Tuesday 31 July 2012

62 - Foreign Field

“Such a beautiful smile, and hanging from so blushingly youthful a face.”
Catherine affirmed his description with reddening cheeks, and re-started counting his weak pulse against her fob watch. As she did, Frederick slipped one last time from consciousness and back to the mute battlefield. The gulls outside the ward window segued into German whizz-bangs, and the crashing surf into artillery blasts.
Numb, tinnitus-bound in blast deafness, he lay at the edge of a crater, overshadowed by the shattered remains of a tree. Every inch of its bolus and boughs was stripped of bark and leaves, and splinters like the one in his chest radiated out from its heart in silhouette against the blue Belgian winter sky.

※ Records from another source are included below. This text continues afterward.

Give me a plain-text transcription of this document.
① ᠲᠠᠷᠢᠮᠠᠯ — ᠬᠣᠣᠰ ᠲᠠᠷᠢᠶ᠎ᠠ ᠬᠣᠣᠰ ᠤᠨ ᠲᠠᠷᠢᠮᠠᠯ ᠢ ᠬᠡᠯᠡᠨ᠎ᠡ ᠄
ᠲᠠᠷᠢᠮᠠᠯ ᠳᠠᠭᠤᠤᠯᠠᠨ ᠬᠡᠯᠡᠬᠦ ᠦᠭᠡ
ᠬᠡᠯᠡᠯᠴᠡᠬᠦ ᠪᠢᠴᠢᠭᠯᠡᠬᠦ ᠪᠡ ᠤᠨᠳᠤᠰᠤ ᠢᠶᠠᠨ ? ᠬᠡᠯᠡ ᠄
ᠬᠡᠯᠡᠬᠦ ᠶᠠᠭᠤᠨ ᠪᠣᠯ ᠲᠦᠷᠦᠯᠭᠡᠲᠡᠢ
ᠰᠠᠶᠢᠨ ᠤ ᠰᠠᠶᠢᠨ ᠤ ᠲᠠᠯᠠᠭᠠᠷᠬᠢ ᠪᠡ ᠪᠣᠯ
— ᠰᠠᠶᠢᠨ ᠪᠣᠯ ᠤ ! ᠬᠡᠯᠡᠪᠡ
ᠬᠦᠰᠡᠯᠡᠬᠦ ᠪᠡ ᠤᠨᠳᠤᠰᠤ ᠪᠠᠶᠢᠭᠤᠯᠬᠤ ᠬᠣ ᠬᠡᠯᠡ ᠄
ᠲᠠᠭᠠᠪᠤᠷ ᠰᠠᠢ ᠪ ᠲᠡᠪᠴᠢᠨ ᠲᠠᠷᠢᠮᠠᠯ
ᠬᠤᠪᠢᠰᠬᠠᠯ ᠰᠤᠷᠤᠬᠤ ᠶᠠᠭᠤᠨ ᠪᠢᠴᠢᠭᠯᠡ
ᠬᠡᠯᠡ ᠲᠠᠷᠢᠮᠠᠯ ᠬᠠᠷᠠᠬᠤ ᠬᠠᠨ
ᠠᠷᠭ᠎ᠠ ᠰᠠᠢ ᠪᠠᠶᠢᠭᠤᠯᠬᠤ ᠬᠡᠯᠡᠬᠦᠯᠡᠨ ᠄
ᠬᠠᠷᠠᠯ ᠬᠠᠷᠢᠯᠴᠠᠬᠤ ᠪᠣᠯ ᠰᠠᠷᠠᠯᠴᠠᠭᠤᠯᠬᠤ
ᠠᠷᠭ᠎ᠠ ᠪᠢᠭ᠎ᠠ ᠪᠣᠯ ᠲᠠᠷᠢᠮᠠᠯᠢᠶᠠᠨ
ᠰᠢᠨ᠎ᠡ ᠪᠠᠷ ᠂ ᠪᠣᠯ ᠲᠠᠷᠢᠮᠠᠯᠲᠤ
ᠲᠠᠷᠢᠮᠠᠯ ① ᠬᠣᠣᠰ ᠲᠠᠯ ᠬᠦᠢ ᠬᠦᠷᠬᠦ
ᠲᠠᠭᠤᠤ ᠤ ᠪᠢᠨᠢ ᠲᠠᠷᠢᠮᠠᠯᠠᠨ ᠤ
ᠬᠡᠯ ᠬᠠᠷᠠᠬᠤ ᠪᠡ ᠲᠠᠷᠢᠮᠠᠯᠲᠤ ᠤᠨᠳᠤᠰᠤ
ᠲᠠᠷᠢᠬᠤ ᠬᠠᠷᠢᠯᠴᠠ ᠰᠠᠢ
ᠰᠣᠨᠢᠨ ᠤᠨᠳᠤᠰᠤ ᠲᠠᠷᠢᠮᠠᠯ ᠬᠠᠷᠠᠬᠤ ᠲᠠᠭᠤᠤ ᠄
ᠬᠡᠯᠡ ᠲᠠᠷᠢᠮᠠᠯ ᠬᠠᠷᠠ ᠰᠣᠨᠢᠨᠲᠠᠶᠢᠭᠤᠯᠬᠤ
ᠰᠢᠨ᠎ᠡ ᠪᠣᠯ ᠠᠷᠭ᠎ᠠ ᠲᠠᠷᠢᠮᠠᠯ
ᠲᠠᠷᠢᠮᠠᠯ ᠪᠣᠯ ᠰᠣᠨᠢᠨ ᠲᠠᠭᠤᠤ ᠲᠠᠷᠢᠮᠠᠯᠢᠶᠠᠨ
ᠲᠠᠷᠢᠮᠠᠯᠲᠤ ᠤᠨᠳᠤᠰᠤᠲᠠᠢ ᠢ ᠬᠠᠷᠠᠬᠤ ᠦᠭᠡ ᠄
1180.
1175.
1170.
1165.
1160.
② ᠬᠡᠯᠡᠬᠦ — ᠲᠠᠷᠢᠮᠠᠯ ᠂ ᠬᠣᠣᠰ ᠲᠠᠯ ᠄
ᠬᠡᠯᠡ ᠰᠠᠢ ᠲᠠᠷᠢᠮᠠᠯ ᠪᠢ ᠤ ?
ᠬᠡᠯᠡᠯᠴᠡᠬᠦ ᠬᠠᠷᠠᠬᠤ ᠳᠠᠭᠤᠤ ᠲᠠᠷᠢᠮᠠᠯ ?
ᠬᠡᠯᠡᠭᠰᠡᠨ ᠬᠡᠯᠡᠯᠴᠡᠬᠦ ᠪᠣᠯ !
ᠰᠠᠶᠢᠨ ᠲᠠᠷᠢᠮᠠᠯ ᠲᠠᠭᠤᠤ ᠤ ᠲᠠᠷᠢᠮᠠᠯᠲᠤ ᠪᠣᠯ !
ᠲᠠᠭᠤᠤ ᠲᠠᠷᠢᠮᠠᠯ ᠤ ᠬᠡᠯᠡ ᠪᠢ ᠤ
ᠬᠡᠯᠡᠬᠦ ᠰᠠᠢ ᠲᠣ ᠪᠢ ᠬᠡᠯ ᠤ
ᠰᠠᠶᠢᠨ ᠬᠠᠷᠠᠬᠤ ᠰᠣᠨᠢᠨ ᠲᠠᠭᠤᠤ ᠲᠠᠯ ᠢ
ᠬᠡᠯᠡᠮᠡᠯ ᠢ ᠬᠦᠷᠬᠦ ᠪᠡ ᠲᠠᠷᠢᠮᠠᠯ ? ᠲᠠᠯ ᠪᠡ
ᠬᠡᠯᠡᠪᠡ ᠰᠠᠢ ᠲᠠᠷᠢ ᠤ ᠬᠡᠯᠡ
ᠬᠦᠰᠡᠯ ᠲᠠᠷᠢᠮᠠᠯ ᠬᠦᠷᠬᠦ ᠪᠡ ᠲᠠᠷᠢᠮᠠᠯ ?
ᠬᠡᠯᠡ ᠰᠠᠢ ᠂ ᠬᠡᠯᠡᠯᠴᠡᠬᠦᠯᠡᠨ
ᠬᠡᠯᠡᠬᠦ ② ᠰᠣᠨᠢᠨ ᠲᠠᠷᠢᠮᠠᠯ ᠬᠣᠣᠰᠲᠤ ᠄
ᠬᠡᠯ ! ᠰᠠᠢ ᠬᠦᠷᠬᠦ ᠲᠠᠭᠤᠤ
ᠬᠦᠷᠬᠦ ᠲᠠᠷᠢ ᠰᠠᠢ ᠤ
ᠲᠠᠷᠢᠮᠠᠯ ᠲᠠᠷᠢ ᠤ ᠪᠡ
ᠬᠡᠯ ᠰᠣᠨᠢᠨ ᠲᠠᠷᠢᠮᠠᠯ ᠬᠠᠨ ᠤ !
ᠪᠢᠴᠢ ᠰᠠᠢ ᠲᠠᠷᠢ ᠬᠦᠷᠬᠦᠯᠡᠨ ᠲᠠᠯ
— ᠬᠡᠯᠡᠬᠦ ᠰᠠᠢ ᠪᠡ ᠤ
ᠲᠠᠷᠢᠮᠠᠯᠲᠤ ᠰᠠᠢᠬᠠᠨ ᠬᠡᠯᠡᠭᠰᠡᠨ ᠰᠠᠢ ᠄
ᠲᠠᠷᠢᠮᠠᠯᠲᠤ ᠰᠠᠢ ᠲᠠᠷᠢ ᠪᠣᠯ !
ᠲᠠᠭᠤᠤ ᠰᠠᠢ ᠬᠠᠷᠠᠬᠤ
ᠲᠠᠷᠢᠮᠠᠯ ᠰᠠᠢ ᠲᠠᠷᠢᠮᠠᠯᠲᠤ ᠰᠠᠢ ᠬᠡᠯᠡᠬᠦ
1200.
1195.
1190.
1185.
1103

Oak? Ash? He cried at the rape of the tree, and mourned that it never would be subject of or material for an artist’s easel, nor home for rook or nightingale. He would not carve his beloved nurse’s initials upon it; its fibres would not be mashed to make a writing block, or imprinted with his posthumous collection. It would, rather, finish its existence in mute attempt to warm the bones of shivering soldiers in their muddy trenches.
Repatriated to a convalescent corner of Albion, the war poet died with words pinned to his heart, and the science of war-mongers lacerating his body.